Las Vegas Monorail to talk with creditors on new bankruptcy plan

The Las Vegas Monorail pulls into the Convention Center station on Monday, Nov. 14, 2011.

LV Monorail

The Las Vegas Monorail pulls into the Convention Center station on Monday, Nov. 14, 2011. Launch slideshow »

The Las Vegas Monorail confirmed Monday it would work on a new plan of reorganization to emerge from bankruptcy following the rejection last week of its latest proposal.

On Friday, Bankruptcy Judge Bruce Markell denied confirmation of a plan that would have left the system encumbered with $44.5 million in debt. With that much debt, Markell said, the system's own financial projections showed it would be doomed to financial failure by 2019.

Creditors, even after seeing $663 million of their debt claims extinguished under the plan, had supported it because their $44.5 million recovery as the holder of the new debt would be far more than the estimated $8.5 million the monorail would fetch in a liquidation scenario.

Markell, however, found the creditors' support unconvincing.

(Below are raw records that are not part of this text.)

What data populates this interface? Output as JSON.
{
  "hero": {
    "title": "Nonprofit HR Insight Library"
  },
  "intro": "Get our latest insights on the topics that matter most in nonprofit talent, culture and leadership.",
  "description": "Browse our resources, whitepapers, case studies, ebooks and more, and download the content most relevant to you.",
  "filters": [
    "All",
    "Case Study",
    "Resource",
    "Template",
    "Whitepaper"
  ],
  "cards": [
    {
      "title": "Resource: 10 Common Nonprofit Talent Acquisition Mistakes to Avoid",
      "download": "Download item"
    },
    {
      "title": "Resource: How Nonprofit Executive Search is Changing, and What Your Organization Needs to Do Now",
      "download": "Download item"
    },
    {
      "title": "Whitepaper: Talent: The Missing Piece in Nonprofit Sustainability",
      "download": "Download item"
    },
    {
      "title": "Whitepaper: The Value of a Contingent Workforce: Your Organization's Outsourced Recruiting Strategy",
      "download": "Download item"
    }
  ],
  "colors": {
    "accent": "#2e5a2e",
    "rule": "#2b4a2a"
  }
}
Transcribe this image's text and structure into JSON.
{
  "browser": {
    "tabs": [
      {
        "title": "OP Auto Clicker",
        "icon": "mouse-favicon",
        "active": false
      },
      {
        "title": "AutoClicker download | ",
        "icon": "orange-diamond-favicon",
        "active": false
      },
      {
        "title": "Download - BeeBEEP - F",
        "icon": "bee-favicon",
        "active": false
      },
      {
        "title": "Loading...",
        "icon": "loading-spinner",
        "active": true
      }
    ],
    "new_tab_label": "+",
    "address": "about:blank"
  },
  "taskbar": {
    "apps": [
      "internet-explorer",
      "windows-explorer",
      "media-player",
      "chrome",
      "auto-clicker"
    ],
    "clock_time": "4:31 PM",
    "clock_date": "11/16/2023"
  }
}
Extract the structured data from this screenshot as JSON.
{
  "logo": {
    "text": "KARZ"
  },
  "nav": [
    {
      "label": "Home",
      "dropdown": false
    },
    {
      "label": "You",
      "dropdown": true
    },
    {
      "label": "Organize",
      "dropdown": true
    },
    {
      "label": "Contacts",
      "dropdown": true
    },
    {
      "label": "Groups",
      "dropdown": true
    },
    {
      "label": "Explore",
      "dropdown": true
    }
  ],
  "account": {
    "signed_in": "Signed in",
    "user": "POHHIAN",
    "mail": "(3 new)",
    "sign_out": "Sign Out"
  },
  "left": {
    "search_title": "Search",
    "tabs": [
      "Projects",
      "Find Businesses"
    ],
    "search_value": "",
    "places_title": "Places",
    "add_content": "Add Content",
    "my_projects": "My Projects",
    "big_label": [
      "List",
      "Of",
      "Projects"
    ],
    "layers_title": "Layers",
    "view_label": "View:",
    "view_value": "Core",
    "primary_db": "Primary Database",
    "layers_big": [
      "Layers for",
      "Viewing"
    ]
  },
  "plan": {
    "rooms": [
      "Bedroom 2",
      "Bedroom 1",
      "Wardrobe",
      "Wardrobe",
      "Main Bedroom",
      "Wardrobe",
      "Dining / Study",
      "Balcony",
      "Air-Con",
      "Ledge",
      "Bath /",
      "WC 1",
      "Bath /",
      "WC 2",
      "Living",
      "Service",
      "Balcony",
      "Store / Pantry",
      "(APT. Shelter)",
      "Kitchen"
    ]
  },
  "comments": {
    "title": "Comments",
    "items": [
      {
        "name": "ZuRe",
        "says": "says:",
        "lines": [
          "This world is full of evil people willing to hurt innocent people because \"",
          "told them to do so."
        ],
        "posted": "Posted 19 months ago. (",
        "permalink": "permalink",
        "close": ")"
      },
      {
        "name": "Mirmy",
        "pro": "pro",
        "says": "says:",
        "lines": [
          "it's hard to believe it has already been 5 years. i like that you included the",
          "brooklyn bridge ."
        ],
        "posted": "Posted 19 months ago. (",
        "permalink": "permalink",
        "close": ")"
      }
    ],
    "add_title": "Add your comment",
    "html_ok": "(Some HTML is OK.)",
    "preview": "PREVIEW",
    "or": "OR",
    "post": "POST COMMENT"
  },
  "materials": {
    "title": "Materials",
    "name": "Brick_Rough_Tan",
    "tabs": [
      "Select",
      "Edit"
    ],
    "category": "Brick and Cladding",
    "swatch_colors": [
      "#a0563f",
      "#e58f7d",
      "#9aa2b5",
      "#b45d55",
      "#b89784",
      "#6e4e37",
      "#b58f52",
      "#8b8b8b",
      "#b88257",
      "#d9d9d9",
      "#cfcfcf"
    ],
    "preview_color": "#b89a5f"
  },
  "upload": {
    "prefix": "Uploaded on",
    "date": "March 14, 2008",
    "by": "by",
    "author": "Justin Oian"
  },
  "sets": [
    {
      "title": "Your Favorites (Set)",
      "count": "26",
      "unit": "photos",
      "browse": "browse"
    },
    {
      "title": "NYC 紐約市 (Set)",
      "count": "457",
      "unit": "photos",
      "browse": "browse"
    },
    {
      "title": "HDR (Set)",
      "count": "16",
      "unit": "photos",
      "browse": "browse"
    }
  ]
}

"Its plan seeks to saddle LVMC (the monorail company) with debt more than twice its value (estmated at $16 to $20 million)," Markell wrote in his order. "Its financial expert projects accounting losses of not less than $15 million each year for the next seven years. Its management acknowledges that the plan underfunds LVMC’s needs by $38.4 million over that same period. For these and other reasons, its current plan dooms it to failure, if not in the next few years, certainly by 2019. Its plan is thus not feasible, and thus the strong creditor support it has garnered is largely irrelevant."

In a statement Monday, Las Vegas Monorail Co. CEO Curtis Myles didn't offer any hints as to whether bondholders holding the system's debt would be asked to take deeper losses in the revised reorganization plan.

Based on Myles' testimony during a hearing last week and Markell's concerns, the next version of the plan is expected to include a lot more detail on the potential financial benefit of three upside scenarios the monorail has offfered: picking up more passengers with the opening of Project Linq, boosting ridership with the possible reopening of the Sahara and the potential receipt of millions of dollars in federal grants to help the operation cover its costs.

"We are disappointed by Judge Bruce Markell's decision, especially in light of the fact that the plan received overwhelming creditor support. However, we have reviewed Judge Markell's order and will be discussing it with our creditors as we go forward to formulate and file with the court a revised plan of reorganization," said a monorail statement issued by Myles. "As we work through this process, the Las Vegas Monorail Co. will continue to provide significant public benefits. By carrying millions of passengers each year, the system reduces congestion and improves air quality in our community, while continuing to cover operational costs and produce net operating revenues."